When performing a messaging migration, no migration tool has access to the low-level interfaces of the stored mail messages. This becomes problematic when dealing with a message that has multiple recipients and thus might be stored multiple times in the mail storage.
If the messaging system supports it, you would want to store just a single copy of the message, and then through pointers, enable the multiple recipients to reference that single copy, thus reducing overall storage need. That is, you don't need to store a duplicate copy of the message for each recipient. Both Microsoft Exchange and Sun Java System Messaging Server support this single-copy storage scheme.
Statistics show that a typical multiplication factor for a message store in a corporate environment is between five and ten. Obviously, you do not want to increase your message store during a migration from 500 GB to 5 TB of disk space because of this issue.
Note that this issue is faced by all migrations, and does not uniquely apply to Sun. What Sun states is that this is a “non-problem” when migrating to the Sun Java System Communications Services platform. Though one cannot compare directly the message store models of Microsoft Exchange and Sun Java System Communications Services, you only need an equivalently sized storage for the migration.
Figure 1 illustrates the idea of the single-copy message store.

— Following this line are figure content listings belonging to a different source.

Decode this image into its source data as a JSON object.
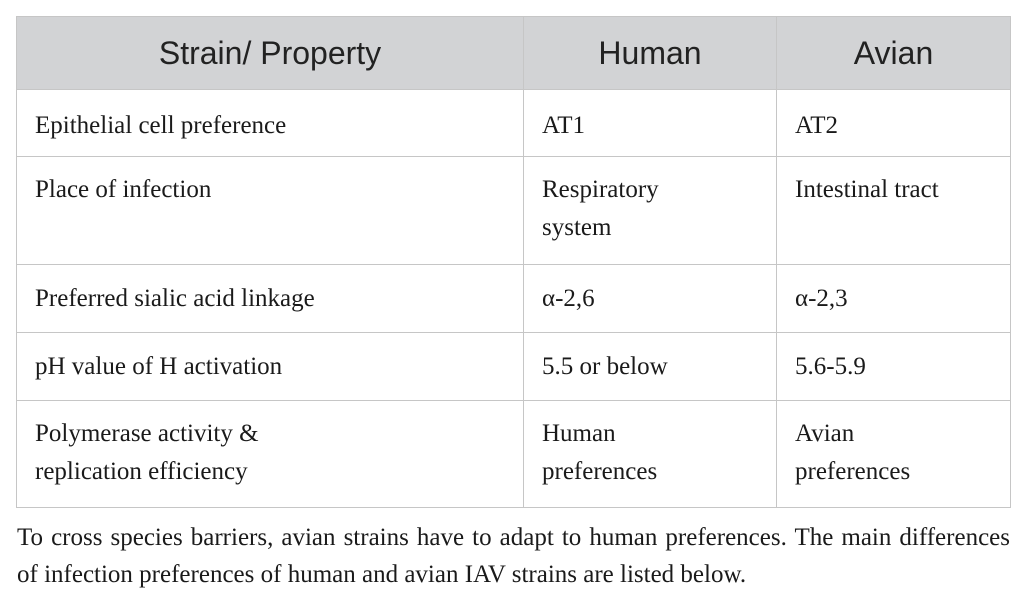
{
  "table": {
    "headers": [
      "Strain/ Property",
      "Human",
      "Avian"
    ],
    "rows": [
      [
        "Epithelial cell preference",
        "AT1",
        "AT2"
      ],
      [
        "Place of infection",
        "Respiratory\nsystem",
        "Intestinal tract"
      ],
      [
        "Preferred sialic acid linkage",
        "α-2,6",
        "α-2,3"
      ],
      [
        "pH value of H activation",
        "5.5 or below",
        "5.6-5.9"
      ],
      [
        "Polymerase activity &\nreplication efficiency",
        "Human\npreferences",
        "Avian\npreferences"
      ]
    ]
  },
  "caption": "To cross species barriers, avian strains have to adapt to human preferences. The main differences of infection preferences of human and avian IAV strains are listed below."
}
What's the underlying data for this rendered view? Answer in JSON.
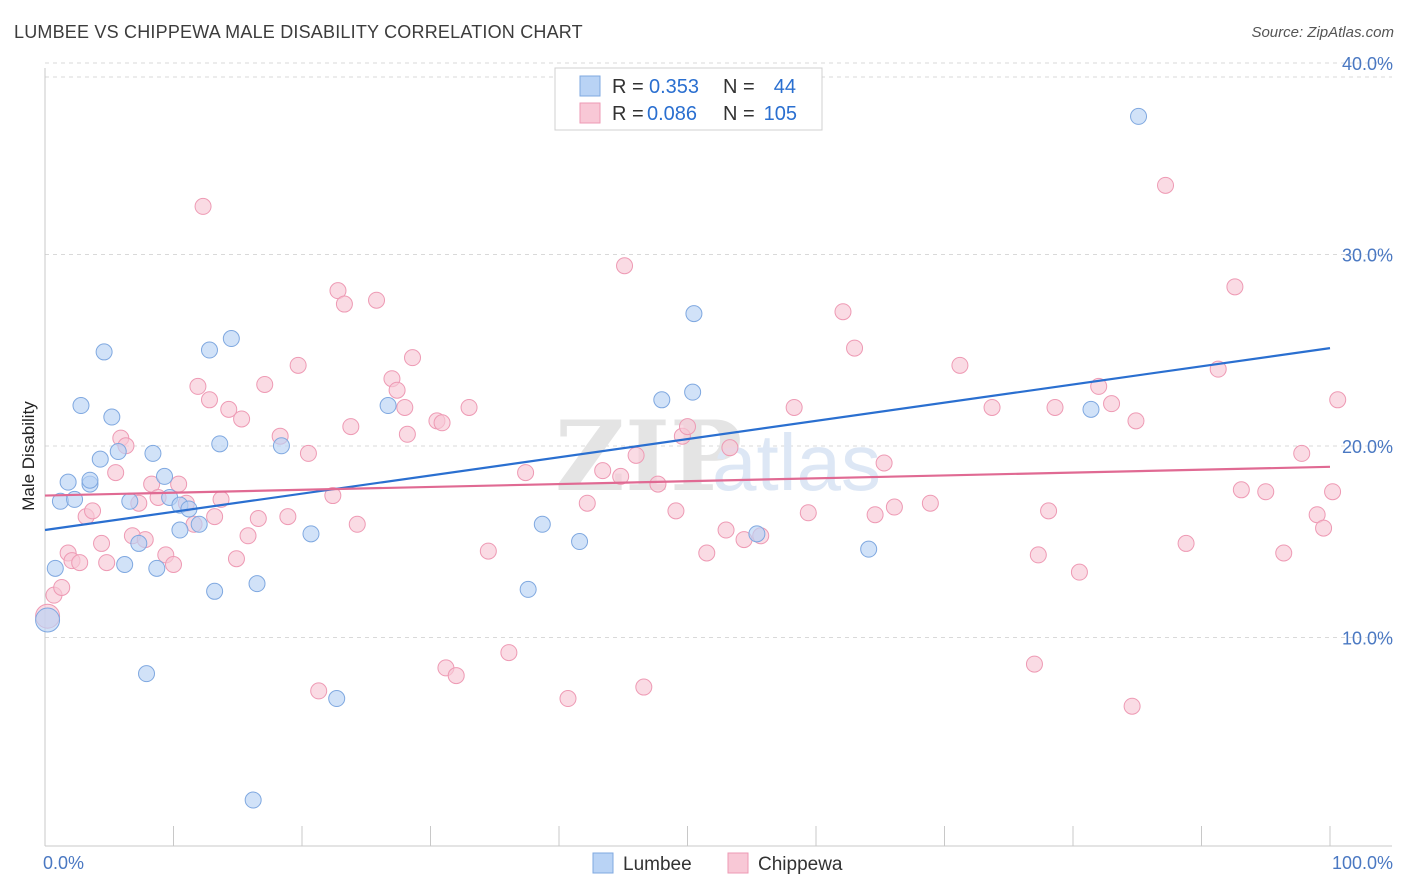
{
  "title": "LUMBEE VS CHIPPEWA MALE DISABILITY CORRELATION CHART",
  "source": "Source: ZipAtlas.com",
  "watermark": {
    "zip": "ZIP",
    "atlas": "atlas"
  },
  "colors": {
    "lumbee_fill": "#b9d3f5",
    "lumbee_stroke": "#7fa8e0",
    "lumbee_line": "#2a6fd0",
    "chippewa_fill": "#f8c8d6",
    "chippewa_stroke": "#ee9ab4",
    "chippewa_line": "#e06a93",
    "axis_label": "#4a78c2",
    "grid": "#d9d9d9"
  },
  "legend": {
    "rows": [
      {
        "r_label": "R =",
        "r_value": "0.353",
        "n_label": "N =",
        "n_value": "44"
      },
      {
        "r_label": "R =",
        "r_value": "0.086",
        "n_label": "N =",
        "n_value": "105"
      }
    ]
  },
  "bottom_legend": [
    "Lumbee",
    "Chippewa"
  ],
  "chart_data": {
    "type": "scatter",
    "title": "LUMBEE VS CHIPPEWA MALE DISABILITY CORRELATION CHART",
    "xlabel": "",
    "ylabel": "Male Disability",
    "xlim": [
      0,
      100
    ],
    "ylim": [
      0,
      40
    ],
    "x_tick_labels": [
      "0.0%",
      "100.0%"
    ],
    "y_ticks": [
      10,
      20,
      30,
      40
    ],
    "y_tick_labels": [
      "10.0%",
      "20.0%",
      "30.0%",
      "40.0%"
    ],
    "grid": "horizontal dashed",
    "legend_placement": "top-center",
    "series": [
      {
        "name": "Lumbee",
        "r": 0.353,
        "n": 44,
        "trend": {
          "x": [
            0,
            100
          ],
          "y": [
            16.5,
            26.0
          ]
        },
        "points": [
          [
            0.2,
            11.8
          ],
          [
            0.8,
            14.5
          ],
          [
            1.2,
            18.0
          ],
          [
            1.8,
            19.0
          ],
          [
            2.3,
            18.1
          ],
          [
            2.8,
            23.0
          ],
          [
            3.5,
            18.9
          ],
          [
            3.5,
            19.1
          ],
          [
            4.3,
            20.2
          ],
          [
            4.6,
            25.8
          ],
          [
            5.2,
            22.4
          ],
          [
            5.7,
            20.6
          ],
          [
            6.2,
            14.7
          ],
          [
            6.6,
            18.0
          ],
          [
            7.3,
            15.8
          ],
          [
            7.9,
            9.0
          ],
          [
            8.4,
            20.5
          ],
          [
            8.7,
            14.5
          ],
          [
            9.3,
            19.3
          ],
          [
            9.7,
            18.2
          ],
          [
            10.5,
            16.5
          ],
          [
            10.5,
            17.8
          ],
          [
            11.2,
            17.6
          ],
          [
            12.0,
            16.8
          ],
          [
            12.8,
            25.9
          ],
          [
            13.2,
            13.3
          ],
          [
            13.6,
            21.0
          ],
          [
            14.5,
            26.5
          ],
          [
            16.2,
            2.4
          ],
          [
            16.5,
            13.7
          ],
          [
            18.4,
            20.9
          ],
          [
            20.7,
            16.3
          ],
          [
            22.7,
            7.7
          ],
          [
            26.7,
            23.0
          ],
          [
            37.6,
            13.4
          ],
          [
            38.7,
            16.8
          ],
          [
            41.6,
            15.9
          ],
          [
            48.0,
            23.3
          ],
          [
            50.4,
            23.7
          ],
          [
            50.5,
            27.8
          ],
          [
            55.4,
            16.3
          ],
          [
            64.1,
            15.5
          ],
          [
            81.4,
            22.8
          ],
          [
            85.1,
            38.1
          ]
        ]
      },
      {
        "name": "Chippewa",
        "r": 0.086,
        "n": 105,
        "trend": {
          "x": [
            0,
            100
          ],
          "y": [
            18.3,
            19.8
          ]
        },
        "points": [
          [
            0.2,
            12.0
          ],
          [
            0.7,
            13.1
          ],
          [
            1.3,
            13.5
          ],
          [
            1.8,
            15.3
          ],
          [
            2.1,
            14.9
          ],
          [
            2.7,
            14.8
          ],
          [
            3.2,
            17.2
          ],
          [
            3.7,
            17.5
          ],
          [
            4.4,
            15.8
          ],
          [
            4.8,
            14.8
          ],
          [
            5.5,
            19.5
          ],
          [
            5.9,
            21.3
          ],
          [
            6.3,
            20.9
          ],
          [
            6.8,
            16.2
          ],
          [
            7.3,
            17.9
          ],
          [
            7.8,
            16.0
          ],
          [
            8.3,
            18.9
          ],
          [
            8.8,
            18.2
          ],
          [
            9.4,
            15.2
          ],
          [
            10.0,
            14.7
          ],
          [
            10.4,
            18.9
          ],
          [
            11.0,
            17.9
          ],
          [
            11.6,
            16.8
          ],
          [
            11.9,
            24.0
          ],
          [
            12.3,
            33.4
          ],
          [
            12.8,
            23.3
          ],
          [
            13.2,
            17.2
          ],
          [
            13.7,
            18.1
          ],
          [
            14.3,
            22.8
          ],
          [
            14.9,
            15.0
          ],
          [
            15.3,
            22.3
          ],
          [
            15.8,
            16.2
          ],
          [
            16.6,
            17.1
          ],
          [
            17.1,
            24.1
          ],
          [
            18.3,
            21.4
          ],
          [
            18.9,
            17.2
          ],
          [
            19.7,
            25.1
          ],
          [
            20.5,
            20.5
          ],
          [
            21.3,
            8.1
          ],
          [
            22.4,
            18.3
          ],
          [
            22.8,
            29.0
          ],
          [
            23.3,
            28.3
          ],
          [
            23.8,
            21.9
          ],
          [
            24.3,
            16.8
          ],
          [
            25.8,
            28.5
          ],
          [
            27.0,
            24.4
          ],
          [
            27.4,
            23.8
          ],
          [
            28.0,
            22.9
          ],
          [
            28.2,
            21.5
          ],
          [
            28.6,
            25.5
          ],
          [
            30.5,
            22.2
          ],
          [
            30.9,
            22.1
          ],
          [
            31.2,
            9.3
          ],
          [
            32.0,
            8.9
          ],
          [
            33.0,
            22.9
          ],
          [
            34.5,
            15.4
          ],
          [
            36.1,
            10.1
          ],
          [
            37.4,
            19.5
          ],
          [
            40.7,
            7.7
          ],
          [
            42.2,
            17.9
          ],
          [
            43.4,
            19.6
          ],
          [
            44.8,
            19.3
          ],
          [
            45.1,
            30.3
          ],
          [
            46.0,
            20.4
          ],
          [
            46.6,
            8.3
          ],
          [
            47.7,
            18.9
          ],
          [
            49.1,
            17.5
          ],
          [
            49.6,
            21.4
          ],
          [
            50.0,
            21.9
          ],
          [
            51.5,
            15.3
          ],
          [
            53.0,
            16.5
          ],
          [
            53.3,
            20.8
          ],
          [
            54.4,
            16.0
          ],
          [
            55.7,
            16.2
          ],
          [
            58.3,
            22.9
          ],
          [
            59.4,
            17.4
          ],
          [
            62.1,
            27.9
          ],
          [
            63.0,
            26.0
          ],
          [
            64.6,
            17.3
          ],
          [
            65.3,
            20.0
          ],
          [
            66.1,
            17.7
          ],
          [
            68.9,
            17.9
          ],
          [
            71.2,
            25.1
          ],
          [
            73.7,
            22.9
          ],
          [
            77.0,
            9.5
          ],
          [
            77.3,
            15.2
          ],
          [
            78.1,
            17.5
          ],
          [
            78.6,
            22.9
          ],
          [
            80.5,
            14.3
          ],
          [
            82.0,
            24.0
          ],
          [
            83.0,
            23.1
          ],
          [
            84.6,
            7.3
          ],
          [
            84.9,
            22.2
          ],
          [
            87.2,
            34.5
          ],
          [
            88.8,
            15.8
          ],
          [
            91.3,
            24.9
          ],
          [
            92.6,
            29.2
          ],
          [
            93.1,
            18.6
          ],
          [
            95.0,
            18.5
          ],
          [
            96.4,
            15.3
          ],
          [
            97.8,
            20.5
          ],
          [
            99.0,
            17.3
          ],
          [
            99.5,
            16.6
          ],
          [
            100.2,
            18.5
          ],
          [
            100.6,
            23.3
          ]
        ]
      }
    ]
  }
}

The figure shows that only a single copy of any message is saved in the store as a single file. All other instances of that message (for example, when a message is sent to multiple mailboxes) are stored as links to that copy.
The problem that a migration is faced with in making sure that storage expansion does not occur as it copies these messages to the target platform is illustrated in Figure 2.
To prevent storage expansion from happening, Messaging Server contains a relinker feature to remove excess message copies, and instead, use hard links to a single copy of the message. Figure 3 illustrates how the relinker works.
You can enable this feature in real-time or run it as a separate command-line utility. The relinker enables you to identify those messages that are identical and to relink them in the store. In this way, you do not need to increase your storage requirements for your messaging service.